COMPSTAT 2023: Start Registration
View Submission - COMPSTAT2023
A0196
Title: Tandem clustering with ICS Authors:  Andreas Alfons - Erasmus University Rotterdam (Netherlands)
Aurore Archimbaud - Erasmus University Rotterdam (Netherlands)
Klaus Nordhausen - University of Jyvaskyla (Finland) [presenting]
Anne Ruiz-Gazen - Toulouse School of Economics (France)

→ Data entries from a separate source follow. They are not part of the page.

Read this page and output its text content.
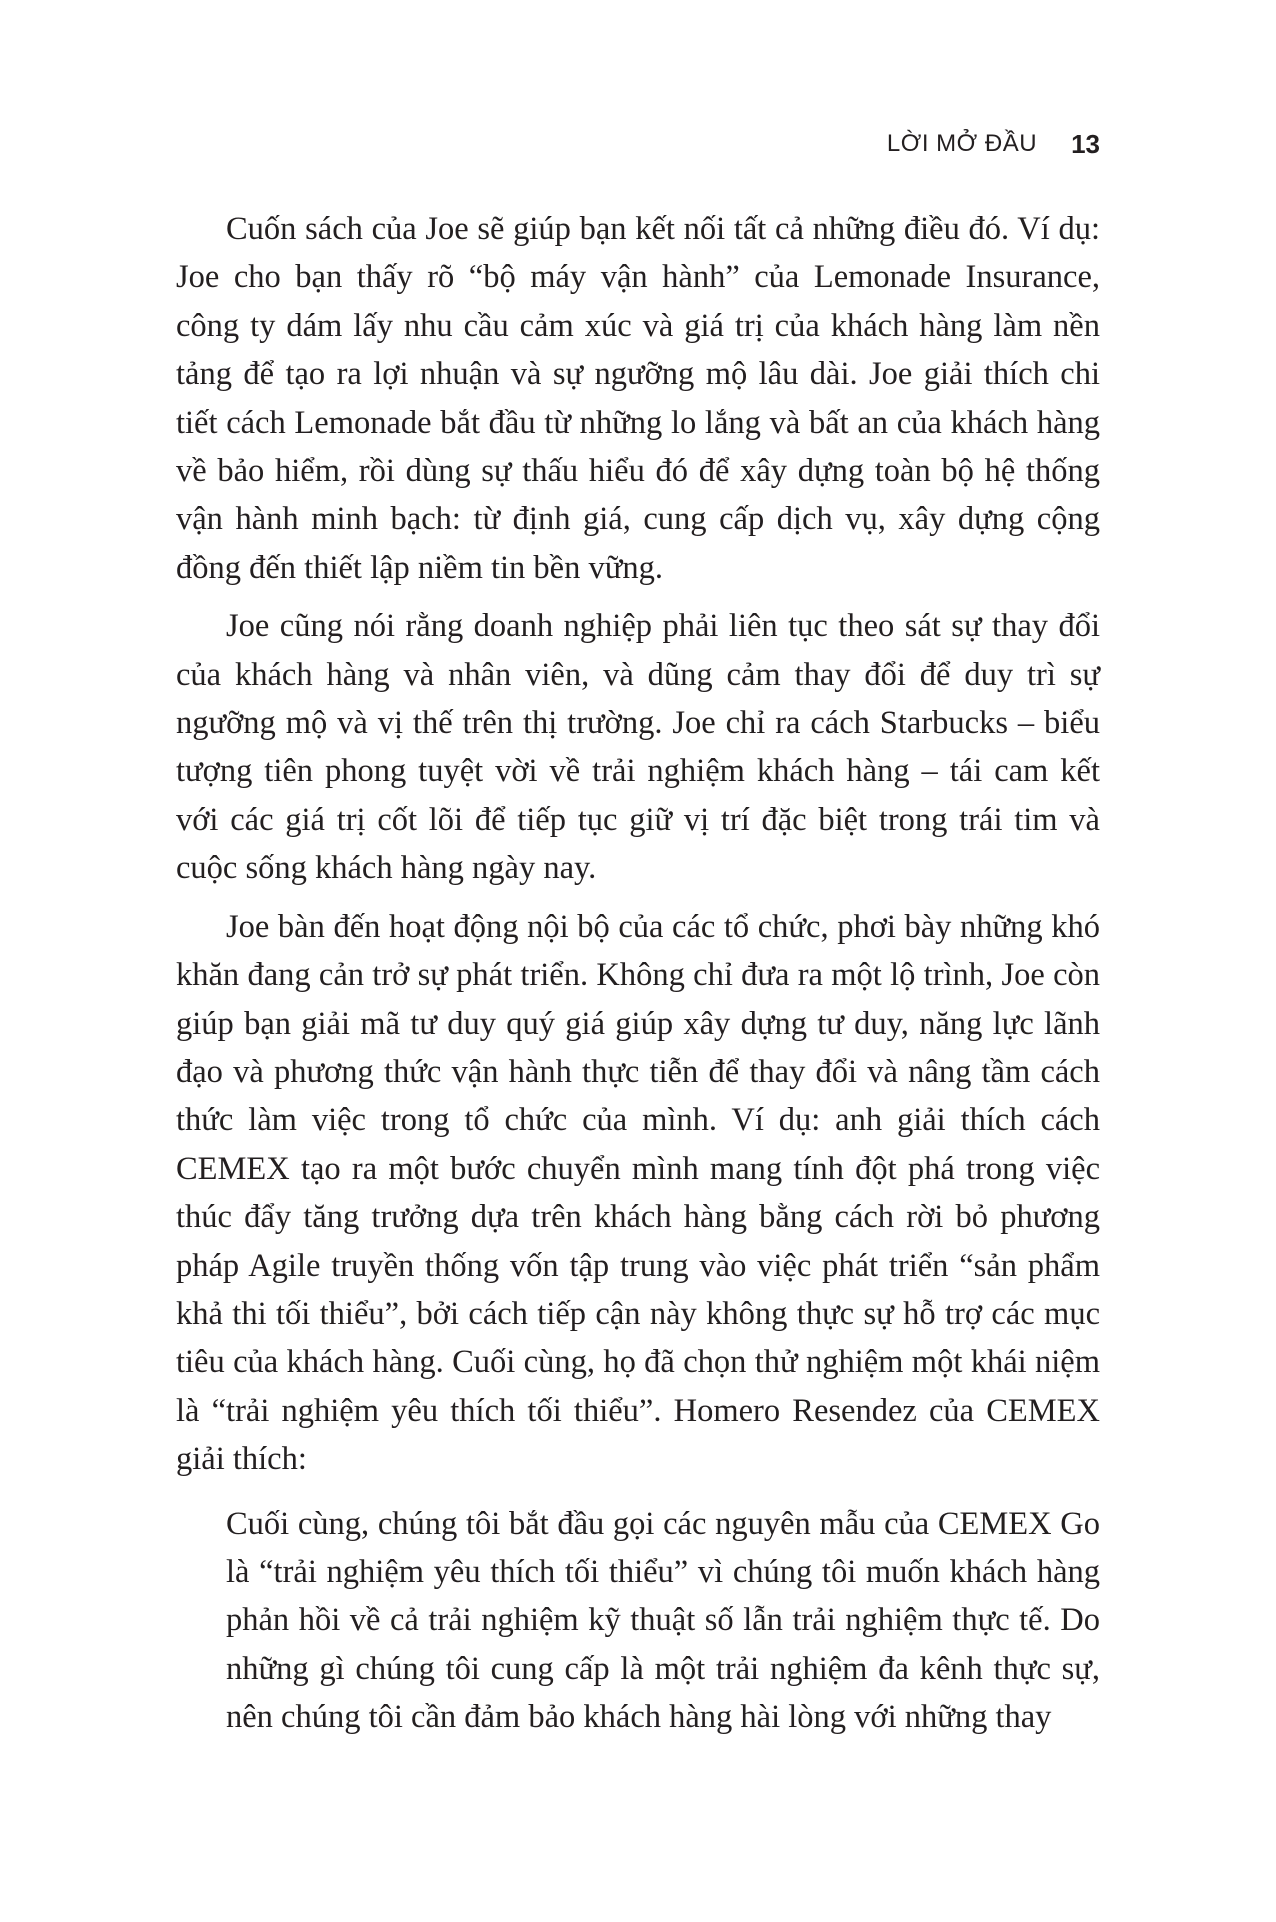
LỜI MỞ ĐẦU 13

Cuốn sách của Joe sẽ giúp bạn kết nối tất cả những điều đó. Ví dụ: Joe cho bạn thấy rõ “bộ máy vận hành” của Lemonade Insurance, công ty dám lấy nhu cầu cảm xúc và giá trị của khách hàng làm nền tảng để tạo ra lợi nhuận và sự ngưỡng mộ lâu dài. Joe giải thích chi tiết cách Lemonade bắt đầu từ những lo lắng và bất an của khách hàng về bảo hiểm, rồi dùng sự thấu hiểu đó để xây dựng toàn bộ hệ thống vận hành minh bạch: từ định giá, cung cấp dịch vụ, xây dựng cộng đồng đến thiết lập niềm tin bền vững.

Joe cũng nói rằng doanh nghiệp phải liên tục theo sát sự thay đổi của khách hàng và nhân viên, và dũng cảm thay đổi để duy trì sự ngưỡng mộ và vị thế trên thị trường. Joe chỉ ra cách Starbucks – biểu tượng tiên phong tuyệt vời về trải nghiệm khách hàng – tái cam kết với các giá trị cốt lõi để tiếp tục giữ vị trí đặc biệt trong trái tim và cuộc sống khách hàng ngày nay.

Joe bàn đến hoạt động nội bộ của các tổ chức, phơi bày những khó khăn đang cản trở sự phát triển. Không chỉ đưa ra một lộ trình, Joe còn giúp bạn giải mã tư duy quý giá giúp xây dựng tư duy, năng lực lãnh đạo và phương thức vận hành thực tiễn để thay đổi và nâng tầm cách thức làm việc trong tổ chức của mình. Ví dụ: anh giải thích cách CEMEX tạo ra một bước chuyển mình mang tính đột phá trong việc thúc đẩy tăng trưởng dựa trên khách hàng bằng cách rời bỏ phương pháp Agile truyền thống vốn tập trung vào việc phát triển “sản phẩm khả thi tối thiểu”, bởi cách tiếp cận này không thực sự hỗ trợ các mục tiêu của khách hàng. Cuối cùng, họ đã chọn thử nghiệm một khái niệm là “trải nghiệm yêu thích tối thiểu”. Homero Resendez của CEMEX giải thích:

Cuối cùng, chúng tôi bắt đầu gọi các nguyên mẫu của CEMEX Go là “trải nghiệm yêu thích tối thiểu” vì chúng tôi muốn khách hàng phản hồi về cả trải nghiệm kỹ thuật số lẫn trải nghiệm thực tế. Do những gì chúng tôi cung cấp là một trải nghiệm đa kênh thực sự, nên chúng tôi cần đảm bảo khách hàng hài lòng với những thay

Abstract: Tandem clustering is a well-known technique for dealing with high-dimensional or noisy data to better identify clusters. It is a sequential approach based on first reducing the dimension of the data and then performing the clustering. The most common method, based on principal component analysis (PCA), has been criticized for only focusing on maximizing inertia and not necessarily preserving the structure of interest for clustering. Therefore, we suggest a new tandem clustering approach based on invariant coordinate selection (ICS). This multivariate method is designed to identify the structure of the data by jointly diagonalizing two scatter matrices. More specifically, some theoretical results proved that under some elliptical mixture models, the first and/or last components carry the information regarding the clustering structure. The issues of choosing the pair of scatter matrices and the components to keep are the two challenges that must be addressed. For clustering purposes, we suggest that the best scatter pairs consist of one matrix which captures the within-cluster structure and another which captures the global structure. To this end, the local shape or pairwise scatters prove to be good choices for estimating the within-structure. The performance of ICS as a dimension reduction method is evaluated to determine its ability to preserve the cluster structure of the data.